The background description provided herein is for the purpose of generally presenting the context of the disclosure. Work of the presently named inventors, to the extent the work is described in this background section, as well as aspects of the description that may not otherwise qualify as prior art at the time of filing, are neither expressly nor impliedly admitted as prior art against the present disclosure.
Complex signals can be represented in a time and/or a frequency domain. Signals may be transformed from the time domain to the frequency domain and vice versa. Transformation from the time domain to the frequency domain may be implemented by a Fourier transform. The Fourier transform provides a spectrum of frequency components (i.e., spectra), referred to as “harmonics,” each of which has a corresponding magnitude. Considered together, the signal spectra constitute a frequency domain representation of a given signal.
One notable use of such a transformation, is to electronically determine the fly height of a read/write head in a hard disk drive (HDD). The fly height is the height of the head relative to a recording medium.

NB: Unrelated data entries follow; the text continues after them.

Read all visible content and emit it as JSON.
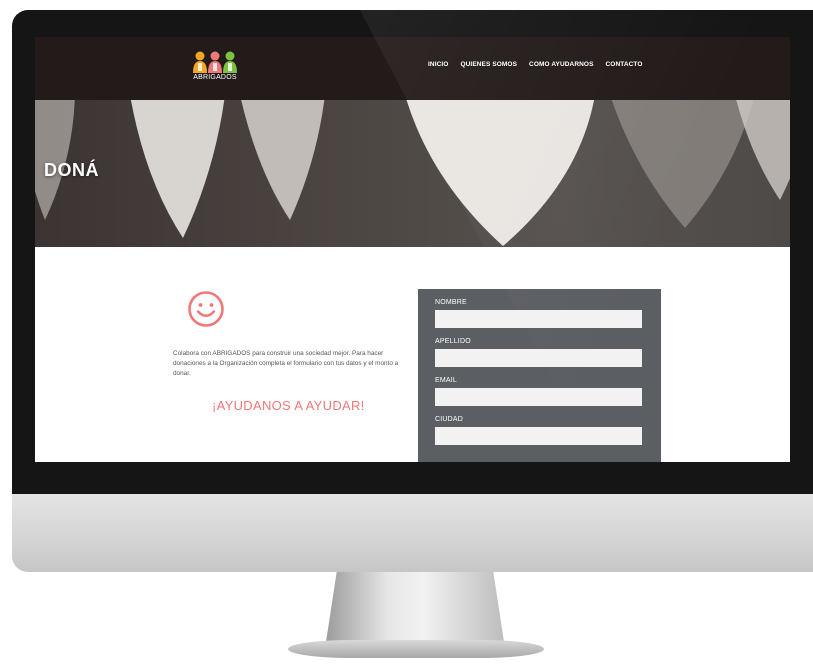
{
  "site": {
    "logo_text": "ABRIGADOS",
    "nav": [
      {
        "label": "INICIO"
      },
      {
        "label": "QUIENES SOMOS"
      },
      {
        "label": "COMO AYUDARNOS"
      },
      {
        "label": "CONTACTO"
      }
    ]
  },
  "hero": {
    "title": "DONÁ"
  },
  "content": {
    "intro": "Colabora con ABRIGADOS para construir una sociedad mejor. Para hacer donaciones a la Organización completa el formulario con tus datos y el monto a donar.",
    "cta": "¡AYUDANOS A AYUDAR!"
  },
  "form": {
    "fields": [
      {
        "label": "NOMBRE",
        "value": ""
      },
      {
        "label": "APELLIDO",
        "value": ""
      },
      {
        "label": "EMAIL",
        "value": ""
      },
      {
        "label": "CIUDAD",
        "value": ""
      },
      {
        "label": "",
        "value": ""
      }
    ]
  },
  "colors": {
    "nav_bg": "#231b1a",
    "accent": "#f07878",
    "form_bg": "#5b5e63",
    "input_bg": "#f2f2f2",
    "logo_orange": "#f5a623",
    "logo_pink": "#f07878",
    "logo_green": "#7cc242"
  },
  "icons": [
    "smiley-icon",
    "logo-figures-icon"
  ]
}
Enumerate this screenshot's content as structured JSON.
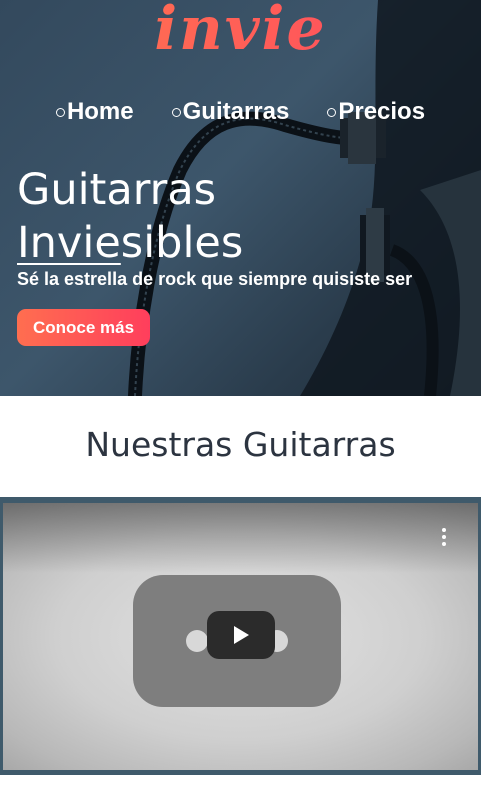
{
  "brand": {
    "logo_text": "invie"
  },
  "nav": {
    "items": [
      {
        "label": "Home"
      },
      {
        "label": "Guitarras"
      },
      {
        "label": "Precios"
      }
    ]
  },
  "hero": {
    "title_line1": "Guitarras",
    "title_line2_underlined": "Invie",
    "title_line2_rest": "sibles",
    "subtitle": "Sé la estrella de rock que siempre quisiste ser",
    "cta_label": "Conoce más"
  },
  "section": {
    "title": "Nuestras Guitarras"
  },
  "video": {
    "state": "paused",
    "icon": "play-icon"
  },
  "colors": {
    "accent_start": "#ff7a4e",
    "accent_end": "#ff4560",
    "hero_bg": "#3d566b",
    "video_frame": "#3f5a6b",
    "heading_text": "#2c3440"
  }
}
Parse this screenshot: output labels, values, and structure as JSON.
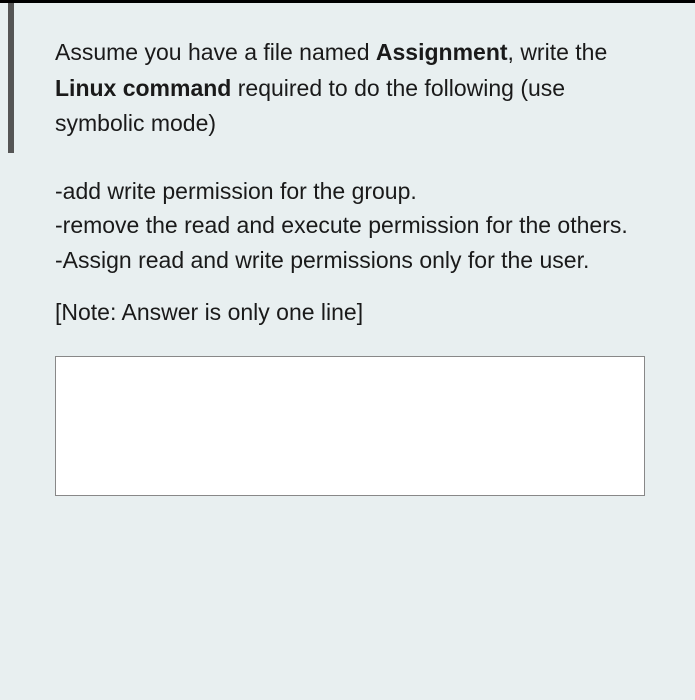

Methods for detecting fly height generally employ detecting a known pattern written on the storage medium. In response to detecting the pattern, the head produces a signal. A ratio in harmonic magnitude of the fundamental frequency (i.e. first harmonic (Fc)) and corresponding third harmonic (3Fc) of the signal may directly correlate to a change in fly height (ΔD) of the head. This relationship may be expressed as:ΔD=|3Fc|÷|Fc|
In storage media systems, fly height of the head is often maintained within a prescribed region. If the fly height is too great, the signals transmitted and read by the head may be too weak for accurate data storage and retrieval. If the fly height is too small, the head may physically contact the medium, causing damage to the medium and/or loss of the data stored on the medium.